Etape 3 : sur les pas de Charles de Foucauld De Fès à Taza
La vue du djebel Zalagh m'annonce la fin du Gharb. Je quitte une région agricole opulente où la verdure des jeunes pousses de blé, des champs de bettraves et de tabac cède la place aux pentes arides et parfois sans végétation du massif calcaire qui me sépare de la plaine du Saïs. En suivant le chemin de Foucauld j'aborde le Zalagh sur son flanc ouest c'est alors "qu'apparaît Fâs, émergeant comme une île blanche de la mer sombre de ses immenses jardins" (Reconnaissance au Maroc, par 18).
Je traverse la ville pour gagner le Mellah où Charles de Foucauld et son compagnon Mardochée passèrent un mois. Ils furent accueillis dans la maison de M. Bensimon où un épitaphe signale leur passage.
Je trouve l'hospitalité chez un religieux italien, le père Matteo, qui me fait découvrir le camp des migrants qui vivent près de la gare de Fès. Sur son propre denier il offre une soixantaine de repas chaque jour aux plus nécessiteux. Les archives de la paroisse conservent un poème daté de 1946 qui fait l'éloge de la capitale spirituelle du pays.

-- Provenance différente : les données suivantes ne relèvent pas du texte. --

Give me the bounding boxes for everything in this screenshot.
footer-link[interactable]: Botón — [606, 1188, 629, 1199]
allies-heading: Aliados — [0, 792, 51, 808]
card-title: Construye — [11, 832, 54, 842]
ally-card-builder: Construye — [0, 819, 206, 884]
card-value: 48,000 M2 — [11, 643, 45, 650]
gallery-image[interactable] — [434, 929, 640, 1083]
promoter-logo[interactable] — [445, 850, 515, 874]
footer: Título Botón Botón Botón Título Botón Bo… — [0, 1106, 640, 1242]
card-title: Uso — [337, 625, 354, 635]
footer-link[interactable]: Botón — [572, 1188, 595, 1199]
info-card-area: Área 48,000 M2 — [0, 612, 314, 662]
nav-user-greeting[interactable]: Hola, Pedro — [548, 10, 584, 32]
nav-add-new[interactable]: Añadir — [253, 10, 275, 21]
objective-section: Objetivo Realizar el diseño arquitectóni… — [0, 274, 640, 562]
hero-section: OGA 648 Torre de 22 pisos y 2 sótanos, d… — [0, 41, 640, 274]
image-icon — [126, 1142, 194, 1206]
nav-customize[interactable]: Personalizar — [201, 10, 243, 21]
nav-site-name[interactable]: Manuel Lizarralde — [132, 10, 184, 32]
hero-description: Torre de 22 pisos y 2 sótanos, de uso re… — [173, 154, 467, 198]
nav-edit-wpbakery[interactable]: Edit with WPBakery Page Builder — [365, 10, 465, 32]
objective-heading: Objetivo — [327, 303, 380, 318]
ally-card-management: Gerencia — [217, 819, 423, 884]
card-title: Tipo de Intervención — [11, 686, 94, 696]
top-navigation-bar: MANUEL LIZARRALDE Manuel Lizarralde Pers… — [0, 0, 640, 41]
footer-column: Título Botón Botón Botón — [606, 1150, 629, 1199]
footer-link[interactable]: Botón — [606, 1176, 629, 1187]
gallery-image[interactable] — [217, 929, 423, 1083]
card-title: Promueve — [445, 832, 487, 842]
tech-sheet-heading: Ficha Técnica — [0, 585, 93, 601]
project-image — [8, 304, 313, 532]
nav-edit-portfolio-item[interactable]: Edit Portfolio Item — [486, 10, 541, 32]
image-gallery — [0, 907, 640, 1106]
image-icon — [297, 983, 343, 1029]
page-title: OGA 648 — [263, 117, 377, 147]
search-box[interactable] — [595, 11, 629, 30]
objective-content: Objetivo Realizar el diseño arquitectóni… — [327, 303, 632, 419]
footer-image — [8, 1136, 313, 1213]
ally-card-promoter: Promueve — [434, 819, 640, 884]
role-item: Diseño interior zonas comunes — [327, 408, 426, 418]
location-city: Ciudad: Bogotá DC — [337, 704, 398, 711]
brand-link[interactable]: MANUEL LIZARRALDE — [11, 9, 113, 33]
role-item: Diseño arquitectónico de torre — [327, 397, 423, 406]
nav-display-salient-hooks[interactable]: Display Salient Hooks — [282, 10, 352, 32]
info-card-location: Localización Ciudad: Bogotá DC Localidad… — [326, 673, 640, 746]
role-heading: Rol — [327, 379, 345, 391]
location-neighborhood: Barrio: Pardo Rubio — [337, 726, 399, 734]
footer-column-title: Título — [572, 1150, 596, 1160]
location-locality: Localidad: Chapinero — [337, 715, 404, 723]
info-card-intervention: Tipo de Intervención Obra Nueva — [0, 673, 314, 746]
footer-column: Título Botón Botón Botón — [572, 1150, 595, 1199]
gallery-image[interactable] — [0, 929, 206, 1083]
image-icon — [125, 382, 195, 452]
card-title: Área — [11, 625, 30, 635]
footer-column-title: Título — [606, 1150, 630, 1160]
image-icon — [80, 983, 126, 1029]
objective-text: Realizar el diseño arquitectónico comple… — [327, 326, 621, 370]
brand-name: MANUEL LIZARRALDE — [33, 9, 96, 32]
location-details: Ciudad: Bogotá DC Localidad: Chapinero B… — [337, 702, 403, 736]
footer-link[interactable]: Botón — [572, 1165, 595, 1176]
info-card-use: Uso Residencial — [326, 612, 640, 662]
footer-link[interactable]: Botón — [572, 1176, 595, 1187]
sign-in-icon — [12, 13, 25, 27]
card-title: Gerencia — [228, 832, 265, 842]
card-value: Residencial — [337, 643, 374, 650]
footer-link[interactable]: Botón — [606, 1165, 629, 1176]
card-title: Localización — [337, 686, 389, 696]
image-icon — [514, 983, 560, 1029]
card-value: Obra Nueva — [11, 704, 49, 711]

"Lentement le soleil descend vers l'horizon,
Par le vent du désert l'atmosphère alourdie
Laisse voir la cité, de torpeur engourdie
Immense tapis blanc tacheté de gazon.
Entre les minarets, splendide floraison,
Quand l'haleine du soir s'est à peine attiédie,
Comme l'encens, vers Dieu, monte une mélodie,
Chant joyeux du labeur, en fervente oraison.
C'est la voix des âniers réclamant le passage,
Moutchous de Mahomet martelant le message,
Marchands, muezzins, meskins, tolba et ouléma.
Fès nous offre d'antan cette vivante image,
Que ne sauraient bâtir ni roman ni cinéma,
Sous nos yeux renaît du passé le plus bel âge."
Il me faut ensuite gagner Tazaa en trois jours. Je retrouve à la sortie de Fès l'oued Sebou qui serpente au milieu des marnes calcaires au pied des derniers contreforts du Rif. Là les montagnes sont toutes nues et consacrées à la céréaliculture. Elles offrent à la pluie un terrain de jeu gigantesque où l'eau érode le sol comme un château de sable.
Pas un arbre, pas une terrasse qui ne puisse retenir la terre contre le fléau de l'érosion. Les conséquences de cette culture intensive jalonnent mon chemin. Les ravinements et les glissements de terrains se multiplient sur le versant nord de la vallée du Sebou.
Je passe la nuit dans une ferme où je prends un repos bien mérité. Le lendemain mon chemin longe les 6 mille hectares du lac Idriss. L'itinéraire exact de Foucauld se trouve probablement sous l'eau se cette gigantesque retenue artificielle.
La route fut encore longue ce jour là avant de trouver un hôte providentiel dans les environs d'Ouad Amlil. 'Omar m'accueille généreusement dans son auberge d' In Salah qui est un véritable petit paradis niché dans la montagne à quelques kilomètres du chemin de Foucauld.
Il faudra encore le lendemain franchir le col de Touhar avant d'arriver à Tazaa. Une fois parvenu là haut je rencontre Jamal qui sera mon guide pour découvrir les environs. Avant la construction du tunnel la voie ferrée, qui relie Rabat à Oujda, passait autrefois par le col.